Com nova lei, Amazonas fortalece proteção das línguas indígenas

Indígena com a primeira Constituição Federal em língua Indígena lançada no Amazonas. (Fellipe Sampaio/SCO/STF)

08 de setembro de 2023

14:09

Ademir Ramos – Especial para a Agência Amazônia**

MANAUS – Os trabalhadores da educação escolar indígena e demais lideranças querem saber o que muda ou vai mudar a partir do momento que o governo do Amazonas tornar pública a Lei ordinária nº 6.303, de 19 de julho de 2023, que reconhece as línguas indígenas faladas no Estado como patrimônio cultural imaterial. Além disso, a Lei estabelece a co-oficialização de 16 línguas indígenas e, em tempo, instituiu a Política Estadual de Proteção das Línguas Indígenas do Amazonas.

Entre as lideranças indígenas, a Lei recebeu o apelido de “três em um”, pois com um único ato, o governo estadual contempla três determinações que consideramos de suma importância para o fortalecimento dos direitos dos povos originários.

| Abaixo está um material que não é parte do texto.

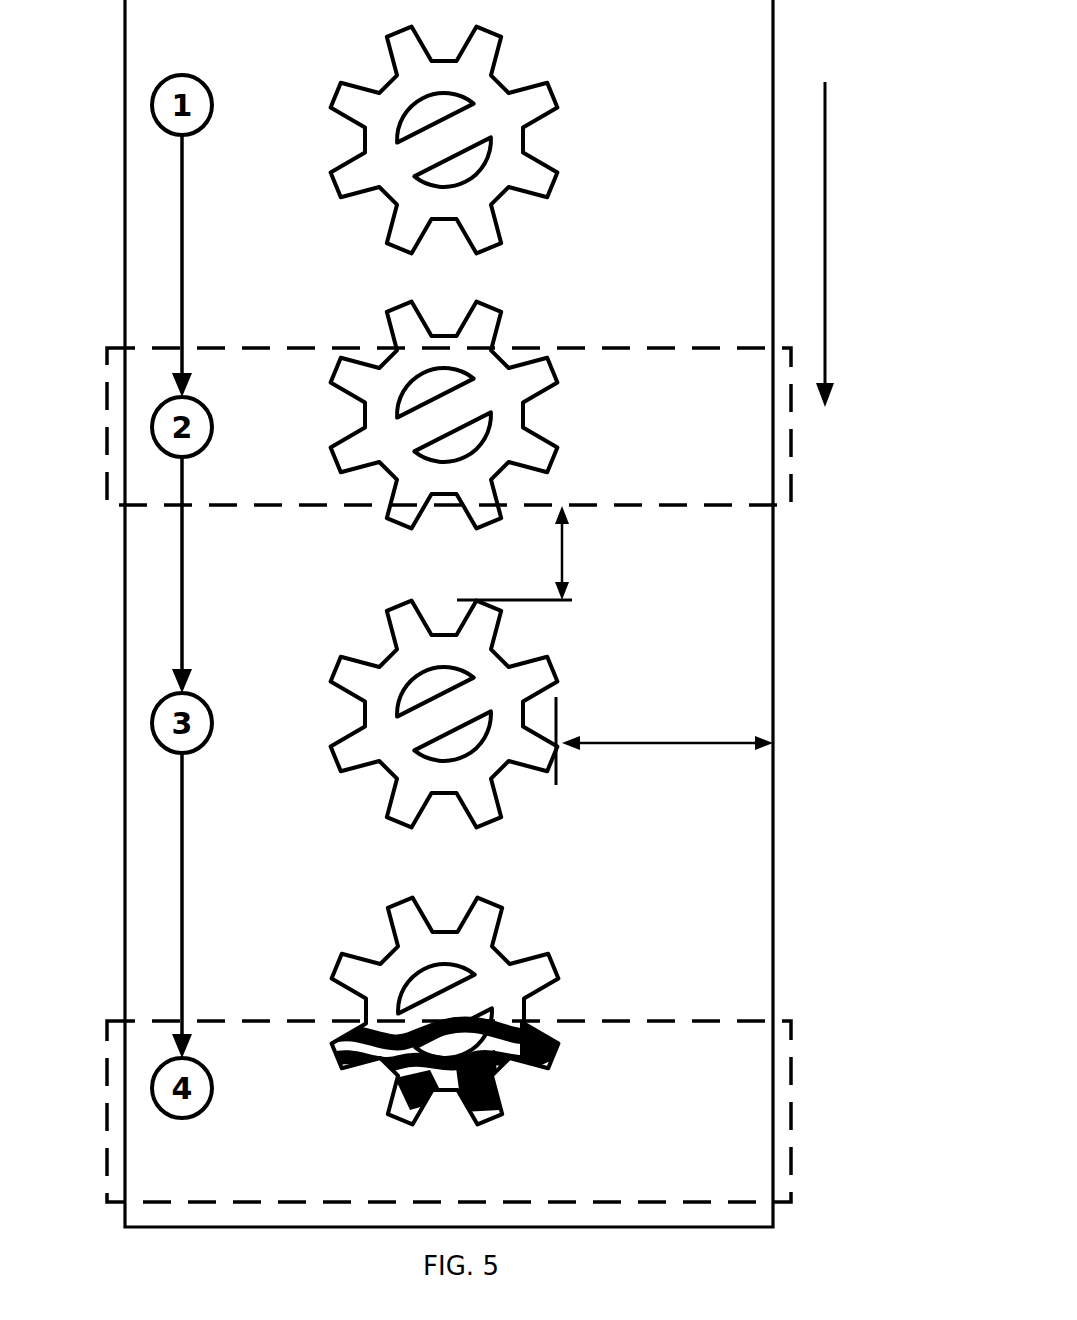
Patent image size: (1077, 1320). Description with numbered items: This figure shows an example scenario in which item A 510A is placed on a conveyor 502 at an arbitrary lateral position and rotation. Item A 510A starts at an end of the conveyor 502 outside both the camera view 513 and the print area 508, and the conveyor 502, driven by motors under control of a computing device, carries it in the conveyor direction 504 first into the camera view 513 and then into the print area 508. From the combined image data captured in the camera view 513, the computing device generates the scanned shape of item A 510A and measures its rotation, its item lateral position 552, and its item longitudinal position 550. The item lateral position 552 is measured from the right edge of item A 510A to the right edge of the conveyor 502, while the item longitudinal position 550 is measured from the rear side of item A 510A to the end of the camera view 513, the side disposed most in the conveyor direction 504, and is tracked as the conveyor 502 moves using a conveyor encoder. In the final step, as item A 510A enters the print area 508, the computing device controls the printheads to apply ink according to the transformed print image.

Resta-nos analisar a eficácia de suas ações no âmbito das políticas públicas no Estado.

A Lei 6.303/2023 é carregada de vários significados. A começar pela própria autoria do governador, em exercício, Tadeu de Souza, que a sancionou no dia 19 de julho de 2023, logo após o lançamento da Constituição Federal traduzida pela primeira vez para língua indígena Nheengatu, sob a direção da presidente do Supremo Tribunal Federal e do Conselho Nacional de Justiça, ministra Rosa Weber, presente em São Gabriel da Cachoeira, município com maior densidade etnolinguística do Amazonas, localizado no extremo noroeste do Brasil, onde foi assinada a Lei.

O Governo do Amazonas, em chamar para si a salvaguarda das Línguas Indígenas no Estado, ajusta-se perfeitamente aos ditames da Convenção 169 da Organização Internacional do Trabalho (OIT) – sobre Povos Indígenas e Tribais; a Declaração Universal dos Direitos Linguísticos e, particularmente a Organização das Nações Unidas (ONU) que instituiu 2022-2032, a Década Internacional das Línguas Indígenas.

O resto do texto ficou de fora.